Hello,
I have an RNA-seq experiment whose colData looks like that (with more samples but this is a representation of all possible groups we have):
Sample State AAV Sex group
C001CH0 KI GFP M KI_GFP
C001CH2 WT GFP M WT_GFP
C001CH4 KI JAK F KI_JAK2
I would like to get the comparison of the three groups at a time with a one-way-anova approach from the column 'group'. Also, I am interested on studying these comparisons with the results function: list(c("AAV_JAK2_vs_GFP","StateKI.AAVJAK2"))) to get KI-GFP vs KI-JAK2, contrast=c("State","KI","WT")) to get GFP-WT vs GFP-KI and name="StateKI.AAVJAK2" to get WT-GFP vs KI-JAK2. The Sex column will be included in the formula to modulate the batch effect. Then, the design that I am considering for this is the following:
#1
dds_anova <- DESeqDataSetFromMatrix(countData = all_count,
colData = design_all,
design= ~ Sex + group)
dds = DESeq(dds_anova, test = "LRT", reduced = ~ 1) #to test the 3 groups all together
#This one apparently works
#2
dds_2by2 <- DESeqDataSetFromMatrix(countData = all_count,
colData = design_all,
design= ~ Sex + State + AAV + State:AAV) #to test the 2 by 2 after in the results
Error in checkFullRank(modelMatrix) :
the model matrix is not full rank, so the model cannot be fit as specified.

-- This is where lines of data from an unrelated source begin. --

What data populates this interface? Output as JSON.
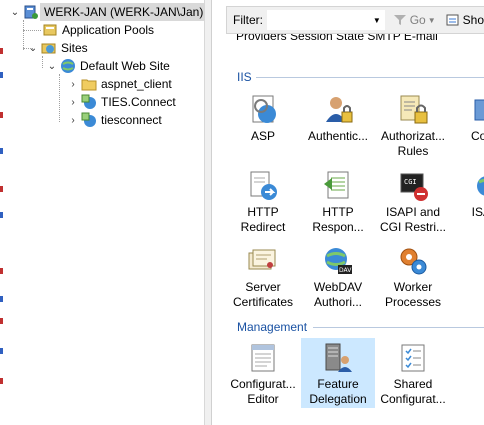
{
  "tree": {
    "server": "WERK-JAN (WERK-JAN\\Jan)",
    "app_pools": "Application Pools",
    "sites": "Sites",
    "default_site": "Default Web Site",
    "children": [
      "aspnet_client",
      "TIES.Connect",
      "tiesconnect"
    ]
  },
  "filter": {
    "label": "Filter:",
    "value": "",
    "go": "Go",
    "show": "Sho"
  },
  "content": {
    "cut_row": "Providers    Session State   SMTP E-mail",
    "iis_title": "IIS",
    "management_title": "Management",
    "iis_features": [
      {
        "label": "ASP",
        "icon": "asp-icon"
      },
      {
        "label": "Authentic...",
        "icon": "authentication-icon"
      },
      {
        "label": "Authorizat...\nRules",
        "icon": "authorization-rules-icon"
      },
      {
        "label": "Comp",
        "icon": "compression-icon"
      },
      {
        "label": "HTTP\nRedirect",
        "icon": "http-redirect-icon"
      },
      {
        "label": "HTTP\nRespon...",
        "icon": "http-response-icon"
      },
      {
        "label": "ISAPI and\nCGI Restri...",
        "icon": "isapi-cgi-icon"
      },
      {
        "label": "ISAPI",
        "icon": "isapi-filters-icon"
      },
      {
        "label": "Server\nCertificates",
        "icon": "server-certificates-icon"
      },
      {
        "label": "WebDAV\nAuthori...",
        "icon": "webdav-icon"
      },
      {
        "label": "Worker\nProcesses",
        "icon": "worker-processes-icon"
      }
    ],
    "management_features": [
      {
        "label": "Configurat...\nEditor",
        "icon": "configuration-editor-icon"
      },
      {
        "label": "Feature\nDelegation",
        "icon": "feature-delegation-icon",
        "selected": true
      },
      {
        "label": "Shared\nConfigurat...",
        "icon": "shared-configuration-icon"
      }
    ]
  },
  "colors": {
    "accent": "#1a52a3",
    "selection": "#cce8ff",
    "tree_selection": "#d9d9d9"
  }
}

Levels or combinations of levels without any samples have resulted in
column(s) of zeros in the model matrix.
Please read the vignette section 'Model matrix not full rank':
vignette('DESeq2')
sessionInfo( )
R version 4.0.2 (2020-06-22)
Platform: x86_64-pc-linux-gnu (64-bit)
Running under: CentOS Linux 7 (Core)
DESeq2_1.28.1
I understand this is because deseq2 would expect also the WT-JAK2 existing when it creates automatically the possible contrasts. But that's not the case in my design and then, the matrix is not full of rank. I could split the matrix and the colData to have only the individual 2 by 2 comparisons individually. However, I don't know if the normalisation of the data in the full matrix containing all the information for the anova in comparison with the reduced version of the matrix could affect the statistics. Hence, I am not really being consistent with the normalisation to study the different situations.

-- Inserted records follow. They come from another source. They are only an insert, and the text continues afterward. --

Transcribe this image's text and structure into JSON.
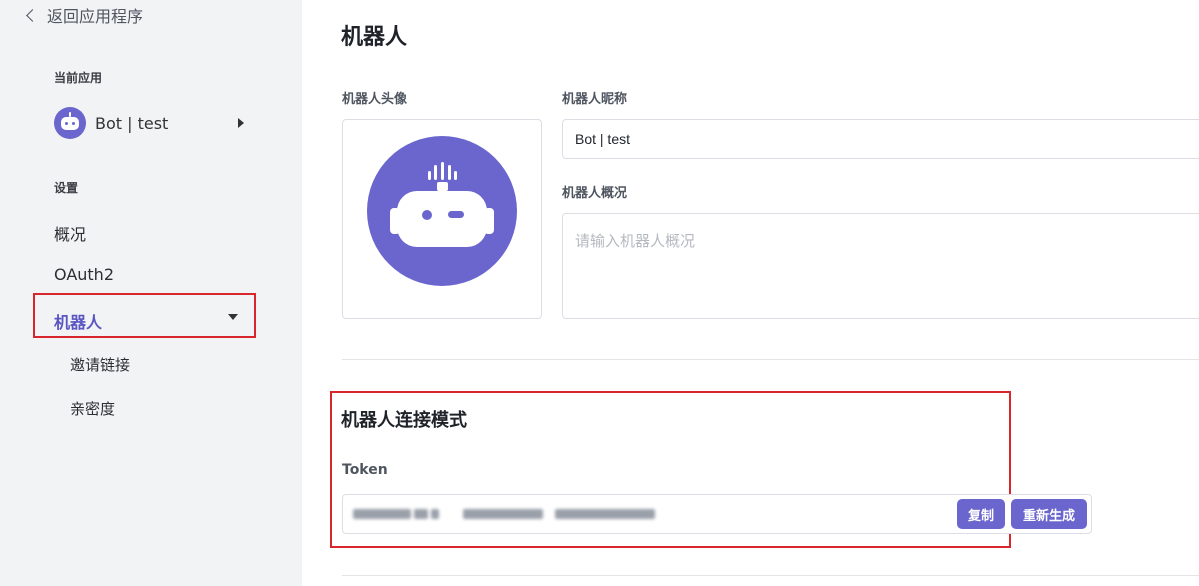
{
  "sidebar": {
    "back_label": "返回应用程序",
    "current_app_label": "当前应用",
    "app_name": "Bot | test",
    "settings_label": "设置",
    "items": [
      {
        "label": "概况"
      },
      {
        "label": "OAuth2"
      },
      {
        "label": "机器人",
        "active": true
      }
    ],
    "sub_items": [
      {
        "label": "邀请链接"
      },
      {
        "label": "亲密度"
      }
    ]
  },
  "main": {
    "title": "机器人",
    "avatar_label": "机器人头像",
    "nickname_label": "机器人昵称",
    "nickname_value": "Bot | test",
    "overview_label": "机器人概况",
    "overview_placeholder": "请输入机器人概况",
    "connection": {
      "title": "机器人连接模式",
      "token_label": "Token",
      "token_value": "(blurred)",
      "copy_button": "复制",
      "regenerate_button": "重新生成"
    }
  },
  "colors": {
    "accent": "#6a66ce",
    "highlight_border": "#d9262c",
    "sidebar_bg": "#f2f3f5"
  },
  "icons": [
    "chevron-left-icon",
    "bot-avatar-icon",
    "caret-right-icon",
    "caret-down-icon"
  ]
}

- So: what do you think it could be the best approach to solve or hatch the problem? How could I avoid splitting the data to use all the information available in the matrix in order to normalise before obtaining the results for the different contrasts?
Thank you in advance,
Miriam
this is the full colData:
So no WT_JAK2? That's a problem
I see. So, in your opinion, there is no way to skip this problem ?
You have three groups, not a 2x2. Just do
~sex + group
, and useresults()
withcontrast
andtest="Wald"
to make comparisons of pairs of the three groups.Thank you very much. I will do so. I was making things even more complicated that they were indeed.